There’s a depressing familiarity to the news breaking today that the Government has concluded that it is “not persuaded” that shopworkers need protection after all. Despite six months of fine words and positive sentiment around the undeniably outstanding role that local retailers have played in keeping communities functioning under lockdown, those words have failed to translate into anything meaningful.

Despite major scale studies revealing the sharp spike in abuse of shopworkers during the pandemic – on top of the already unacceptable scale of shopworker abuse that has long been commonplace – and despite the fact that around 60,000 have signed a petition demanding better protection of retail staff, the Government has concluded that it is “not persuaded that a specific offence is needed” because it feels the range of offences that already exist “cover assaults against any worker, including shopworkers”.

The Government accepts instead that the general lack of faith in the way such crimes are dealt with by police is the issue “that requires more urgent action”. In other words, it’s kicking the issue further down the track again – and accepting something that the retail industry has been saying for decades.

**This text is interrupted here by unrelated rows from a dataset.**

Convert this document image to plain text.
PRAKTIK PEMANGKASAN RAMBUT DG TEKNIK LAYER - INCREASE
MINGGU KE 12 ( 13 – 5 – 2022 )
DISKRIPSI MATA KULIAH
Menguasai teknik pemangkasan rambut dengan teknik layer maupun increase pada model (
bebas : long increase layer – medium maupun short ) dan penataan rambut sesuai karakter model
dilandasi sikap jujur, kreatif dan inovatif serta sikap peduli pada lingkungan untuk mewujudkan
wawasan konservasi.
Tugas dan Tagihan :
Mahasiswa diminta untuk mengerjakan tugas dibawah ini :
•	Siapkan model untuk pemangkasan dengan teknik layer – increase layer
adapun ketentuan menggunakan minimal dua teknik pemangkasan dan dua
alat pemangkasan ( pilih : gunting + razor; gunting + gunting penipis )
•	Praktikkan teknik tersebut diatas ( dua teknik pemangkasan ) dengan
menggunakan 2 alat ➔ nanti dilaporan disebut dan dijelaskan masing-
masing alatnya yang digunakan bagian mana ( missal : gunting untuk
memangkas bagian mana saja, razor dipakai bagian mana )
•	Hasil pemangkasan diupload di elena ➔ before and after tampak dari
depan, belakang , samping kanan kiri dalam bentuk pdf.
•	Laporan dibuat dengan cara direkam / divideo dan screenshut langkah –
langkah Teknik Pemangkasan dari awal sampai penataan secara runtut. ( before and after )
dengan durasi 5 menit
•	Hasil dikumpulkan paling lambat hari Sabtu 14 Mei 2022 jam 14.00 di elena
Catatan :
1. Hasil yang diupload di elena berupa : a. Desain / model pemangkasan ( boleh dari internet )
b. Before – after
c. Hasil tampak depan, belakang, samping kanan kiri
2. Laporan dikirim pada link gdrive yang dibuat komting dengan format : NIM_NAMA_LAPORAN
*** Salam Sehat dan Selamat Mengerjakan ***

We’ve known retail crimes have always been way, way down the list of priorities for the police. So much so that most retailers don’t even bother reporting crimes any longer. What’s the point?

So we’re back to square one. The heroic key worker role earned by the sector during lockdown that put retail staff theoretically on a par with NHS workers counts for nothing. We’re back to complaining about the same issues we’ve complained about for as long as any of us have been in retail. And does anybody really believe that meaningful change is coming?

Words are cheaper than they’ve ever been.